Pulsatile Flow in Microfluidic Networks with Passive Deformable Features

Featuring Matthew R. Begley, Ph.D.

Professor, Mechanical Engineering

University of California, Santa Barbara



Free and open to the public



Abstract:

The elimination of externally controlled valves that guide flow in fluidic microchips remains a persistent obstacle to constructing truly portable, inexpensive bioanalytical diagnostics.  This talk will describe the physics of fluid flow in microfluidic devices with deformable features, which exploit  solid/fluid coupling to control flow. It will be shown that dynamic flow characteristics in such networks can be predicted using elementary models of solid and fluid behaviors, which greatly facilitates the design of networks with specific flow responses.
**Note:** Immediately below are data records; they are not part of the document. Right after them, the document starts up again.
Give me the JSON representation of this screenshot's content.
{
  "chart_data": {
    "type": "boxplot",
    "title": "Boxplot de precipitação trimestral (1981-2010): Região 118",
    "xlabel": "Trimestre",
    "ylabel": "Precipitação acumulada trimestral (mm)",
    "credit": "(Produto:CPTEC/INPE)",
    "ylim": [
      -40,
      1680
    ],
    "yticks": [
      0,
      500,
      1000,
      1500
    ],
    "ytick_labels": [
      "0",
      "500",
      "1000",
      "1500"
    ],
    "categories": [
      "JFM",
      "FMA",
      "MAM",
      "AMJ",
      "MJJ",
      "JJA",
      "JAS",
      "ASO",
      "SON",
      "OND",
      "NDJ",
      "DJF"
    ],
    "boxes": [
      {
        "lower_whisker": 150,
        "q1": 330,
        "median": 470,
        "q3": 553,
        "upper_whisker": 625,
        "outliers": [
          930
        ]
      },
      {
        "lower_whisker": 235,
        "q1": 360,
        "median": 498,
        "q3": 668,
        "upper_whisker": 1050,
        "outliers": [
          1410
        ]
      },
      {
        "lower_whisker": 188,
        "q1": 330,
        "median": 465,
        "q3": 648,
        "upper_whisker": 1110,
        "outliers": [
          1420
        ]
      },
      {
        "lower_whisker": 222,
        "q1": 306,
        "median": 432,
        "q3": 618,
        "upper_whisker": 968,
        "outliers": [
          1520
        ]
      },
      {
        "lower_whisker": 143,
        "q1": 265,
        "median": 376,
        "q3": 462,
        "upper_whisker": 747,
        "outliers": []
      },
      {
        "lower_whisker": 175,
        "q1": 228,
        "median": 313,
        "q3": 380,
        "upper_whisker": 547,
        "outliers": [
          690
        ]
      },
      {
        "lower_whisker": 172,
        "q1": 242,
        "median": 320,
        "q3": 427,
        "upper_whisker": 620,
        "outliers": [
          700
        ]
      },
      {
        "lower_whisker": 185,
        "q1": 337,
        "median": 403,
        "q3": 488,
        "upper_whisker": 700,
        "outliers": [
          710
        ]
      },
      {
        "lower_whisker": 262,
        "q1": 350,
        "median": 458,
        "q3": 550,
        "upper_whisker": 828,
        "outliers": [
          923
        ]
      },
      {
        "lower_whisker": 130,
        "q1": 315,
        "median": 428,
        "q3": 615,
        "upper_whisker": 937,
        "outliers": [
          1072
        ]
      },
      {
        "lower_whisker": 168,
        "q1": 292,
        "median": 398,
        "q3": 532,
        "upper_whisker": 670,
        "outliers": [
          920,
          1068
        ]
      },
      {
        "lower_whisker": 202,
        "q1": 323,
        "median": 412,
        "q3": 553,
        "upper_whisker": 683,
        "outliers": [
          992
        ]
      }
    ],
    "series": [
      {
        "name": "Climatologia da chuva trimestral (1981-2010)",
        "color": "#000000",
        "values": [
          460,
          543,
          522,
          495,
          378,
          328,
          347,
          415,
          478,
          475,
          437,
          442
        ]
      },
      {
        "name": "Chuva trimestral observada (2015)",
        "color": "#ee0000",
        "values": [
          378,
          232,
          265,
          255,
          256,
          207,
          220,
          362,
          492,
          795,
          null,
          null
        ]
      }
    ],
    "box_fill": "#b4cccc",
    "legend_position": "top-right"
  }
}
Experimental results will be presented which illustrate flow switching in a branched network without the use of externally activated valves. The advantages and challenges of exploiting low-amplitude, high frequency actuation to simplify flow in diagnostic microchips will be briefly discussed.  The talk will conclude with an interesting similarity between chips with deformable features and pulsatile swimmers such as salps and squid; the above models will be used to illustrate that swimming economy (distance traveled per unit input work) and device efficiency (useful output work per unit input work) are optimal at different pumping frequencies.



About the Speaker:

Matthew R. Begley, Ph.D., recently joined UCSB as a professor of mechanical engineering in 2010. Begley is widely recognized for work that quantifies the performance of thin films and coatings, including experiments, analytical solutions and computational mechanics.  His work in microelectronics and MEMS has recently shifted towards microfluidics and physical chemistry, with an emphasis on dynamic flow behaviors and surface adsorption of nucleic acids. Begley is currently an associate editor of the ASME Journal of Applied Mechanics, and serves as the co-director of the Institute for Collaborate Research at UCSB.